Schuldenbremse kostet Wachstum

Studie: Kürzungen werden sich auf Binnennachfrage auswirken

  • Marian Krüger, Wiesbaden
  • Lesedauer: 3 Min.
Eine Studie im Auftrag der LINKEN zeigt, dass die Schuldenbremse eine Wachstumsbremse ist.

Fast 96 Milliarden Euro müssen Bund und Länder bis 2014 aufbringen, um die ins Grundgesetz eingefügte Schuldenbremse einzuhalten. Der Bund muss ca. 86 Mrd. Euro aufbringen, die Länder ca. 10 Milliarden. Dies geht aus einer Studie hervor, die im Auftrag der Fraktionsvorsitzendenkonferenz der Linkspartei am Freitag in Wiesbaden vorgestellt wurde. Mehr als die Hälfte dieses Handlungsbedarfes soll durch Kürzungen erbracht werden, die unmittelbar die Binnennachfrage betreffen werden. Das wären immerhin ca. zwei Prozent des jährlichen Bruttoinlandsproduktes. »Die Schuldenbremse wirkt als Wachstumsbremse und schlägt allen vernünftigen sozialpolitischen Erfordernissen ins Gesicht, erklärte der Vorsitzende der Konferenz, Peter Erlanson, Linksfraktionsvorsitzender in Bremen.

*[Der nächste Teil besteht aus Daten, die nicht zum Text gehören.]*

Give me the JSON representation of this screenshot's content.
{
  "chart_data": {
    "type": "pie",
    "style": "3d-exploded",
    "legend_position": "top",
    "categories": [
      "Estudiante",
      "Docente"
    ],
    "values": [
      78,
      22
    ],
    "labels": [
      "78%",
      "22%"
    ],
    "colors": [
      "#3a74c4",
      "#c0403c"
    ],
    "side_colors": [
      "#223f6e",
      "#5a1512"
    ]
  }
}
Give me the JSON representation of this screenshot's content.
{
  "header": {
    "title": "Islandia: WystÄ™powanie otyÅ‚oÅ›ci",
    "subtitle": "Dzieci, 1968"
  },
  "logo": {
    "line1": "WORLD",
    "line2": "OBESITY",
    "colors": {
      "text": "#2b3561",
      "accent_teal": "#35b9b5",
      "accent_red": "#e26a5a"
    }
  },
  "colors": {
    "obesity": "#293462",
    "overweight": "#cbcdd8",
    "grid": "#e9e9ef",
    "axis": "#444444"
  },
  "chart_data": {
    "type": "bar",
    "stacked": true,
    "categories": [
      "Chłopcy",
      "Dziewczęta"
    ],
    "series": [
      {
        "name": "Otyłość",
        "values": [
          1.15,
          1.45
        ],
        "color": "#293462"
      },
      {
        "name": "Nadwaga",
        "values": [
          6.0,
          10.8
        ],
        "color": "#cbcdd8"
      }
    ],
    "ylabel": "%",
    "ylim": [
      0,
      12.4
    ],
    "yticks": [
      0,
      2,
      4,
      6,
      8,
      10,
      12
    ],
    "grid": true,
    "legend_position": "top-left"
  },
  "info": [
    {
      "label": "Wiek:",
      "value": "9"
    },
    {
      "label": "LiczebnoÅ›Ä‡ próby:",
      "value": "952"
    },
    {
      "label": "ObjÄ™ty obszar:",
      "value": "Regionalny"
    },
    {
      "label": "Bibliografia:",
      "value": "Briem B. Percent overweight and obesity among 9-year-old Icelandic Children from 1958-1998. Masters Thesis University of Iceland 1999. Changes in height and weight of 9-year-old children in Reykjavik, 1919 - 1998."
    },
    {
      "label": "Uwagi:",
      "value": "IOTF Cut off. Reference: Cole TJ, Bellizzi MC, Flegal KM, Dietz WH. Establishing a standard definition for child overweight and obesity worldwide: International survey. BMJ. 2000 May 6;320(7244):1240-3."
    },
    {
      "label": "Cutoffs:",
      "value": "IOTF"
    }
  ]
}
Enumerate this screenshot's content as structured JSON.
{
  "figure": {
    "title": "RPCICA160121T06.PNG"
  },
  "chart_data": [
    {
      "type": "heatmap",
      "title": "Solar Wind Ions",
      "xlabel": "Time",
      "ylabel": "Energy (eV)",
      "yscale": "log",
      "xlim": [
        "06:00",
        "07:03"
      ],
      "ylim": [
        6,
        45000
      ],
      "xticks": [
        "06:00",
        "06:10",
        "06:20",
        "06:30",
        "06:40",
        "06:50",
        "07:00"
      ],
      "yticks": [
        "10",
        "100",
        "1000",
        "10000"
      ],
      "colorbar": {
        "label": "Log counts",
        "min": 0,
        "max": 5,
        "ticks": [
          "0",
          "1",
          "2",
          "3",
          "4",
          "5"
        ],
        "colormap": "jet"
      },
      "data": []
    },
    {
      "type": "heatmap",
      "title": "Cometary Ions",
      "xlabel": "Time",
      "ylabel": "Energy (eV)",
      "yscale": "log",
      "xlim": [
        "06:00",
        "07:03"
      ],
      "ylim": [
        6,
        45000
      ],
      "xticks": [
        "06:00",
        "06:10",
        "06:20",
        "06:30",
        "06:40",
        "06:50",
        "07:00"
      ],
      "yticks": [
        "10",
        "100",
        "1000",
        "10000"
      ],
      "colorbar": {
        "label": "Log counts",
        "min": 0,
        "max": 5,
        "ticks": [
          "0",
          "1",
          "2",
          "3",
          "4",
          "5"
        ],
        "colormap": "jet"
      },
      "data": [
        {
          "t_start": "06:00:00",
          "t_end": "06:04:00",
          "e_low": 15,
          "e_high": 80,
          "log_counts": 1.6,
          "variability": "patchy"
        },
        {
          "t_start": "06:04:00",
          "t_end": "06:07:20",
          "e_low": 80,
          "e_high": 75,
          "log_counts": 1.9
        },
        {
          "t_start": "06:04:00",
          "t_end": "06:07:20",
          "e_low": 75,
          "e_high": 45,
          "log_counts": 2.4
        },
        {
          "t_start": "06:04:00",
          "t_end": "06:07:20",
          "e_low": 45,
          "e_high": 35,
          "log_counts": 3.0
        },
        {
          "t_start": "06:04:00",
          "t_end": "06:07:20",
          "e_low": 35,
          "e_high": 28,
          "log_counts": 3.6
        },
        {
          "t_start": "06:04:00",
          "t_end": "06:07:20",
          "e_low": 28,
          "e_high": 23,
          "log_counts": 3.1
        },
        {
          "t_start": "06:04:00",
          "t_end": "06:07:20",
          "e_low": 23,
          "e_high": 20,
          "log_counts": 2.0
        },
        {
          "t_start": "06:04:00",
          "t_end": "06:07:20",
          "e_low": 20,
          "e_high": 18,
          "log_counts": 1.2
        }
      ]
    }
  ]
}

Der junge Wirtschaftswissenschaftler Klemens Himpele, der die Studie für die LINKE erstellte, wies darauf hin, dass zehn der 16 Bundesländer nach seinen Prognosen die Ziele der Schuldenbremse bis zum Jahre 2014 verfehlen könnten. Ab 2011 müssten die Länder, um das ab 2020 für sie bestehende Verbot der strukturellen Neuverschuldung einzuhalten, jährlich zehn Prozent ihres Haushaltsdefizits abbauen. »Gerade die Länder, wie Bayern, Nordrhein-Westfalen und Baden-Württemberg, die in der Föderalismuskommission am lautesten nach einer möglichst harten Schuldenbremse gerufen haben, weisen in ihren mittelfristigen Finanzplänen die größten Probleme aus«, so Himpele.

Allein Bayern weise für die Jahre 2011-2013 einen zusätzlichen Konsolidierungsbedarf von ca. 8,2 Mrd. Euro in seiner mittelfristigen Finanzplanung aus. Nordrhein-Westfalen schiebe Defizite von ca. 6 Mrd. Euro vor sich her, die nicht nennenswert abgebaut werden. Da die Länder, anders als der Bund, kaum über Möglichkeiten verfügen, ihre Haushaltsprobleme einnahmeseitig zu lösen, seien so »Kürzungen bei Investitionen, Bildung und Personal« vorprogrammiert.

Schleswig-Holstein, wo kürzlich die Schuldenbremse auch in die Landesverfassung übernommen wurde, liefert ein Referenzbeispiel für Himpeles Prognose. 5300 Stellen sollen gestrichen werden, in der Mehrzahl im Schulbereich; an den Hochschulen sollen ganze Studiengänge dicht gemacht, die Landeszuschüsse für die Schülerbeförderung komplett eingestellt werden, Investitionen für Straßen sollen sinken. Dennoch verfehlt auch Schleswig-Holstein nach Himpeles Prognose langfristig das Konsolidierungsziel. Himpeles Thesen erhalten aus unvermuteter Richtung Unterstützung. Auch in der »FAZ«, die bislang eher wenig durch eine kritische Kommentierung der Schuldenbremse auffiel, warnt nun der Magdeburger Politologe Wolfgang Renzsch: Die Bildung werde »zwangsläufig zum Sparschwein der Nation«, weil die Spielräume der Länder durch die Schuldenbremse immer enger werden.

Die brandenburgische Finanzstaatssekretärin Daniela Trochowski (LINKE) erklärte in Wiesbaden: »Die Unterfinanzierung des Staates hat ein besorgniserregendes Maß erreicht.« Steuererhöhungen, insbesondere auf hohe Einkommen, Besitz und Vermögen, seien daher ein Gebot der Stunde. »Inzwischen werden ja die steuerpolitischen Forderungen der LINKEN unter dem Druck der Krise bis in christdemokratische Kreise übernommen«, sagte Oskar Lafontaine, der sich als saarländischer Fraktions-Chef an der Debatte beteiligte. Dies müsse genutzt werden, um neue Bündnisse auf Bundesratsebene zu versuchen.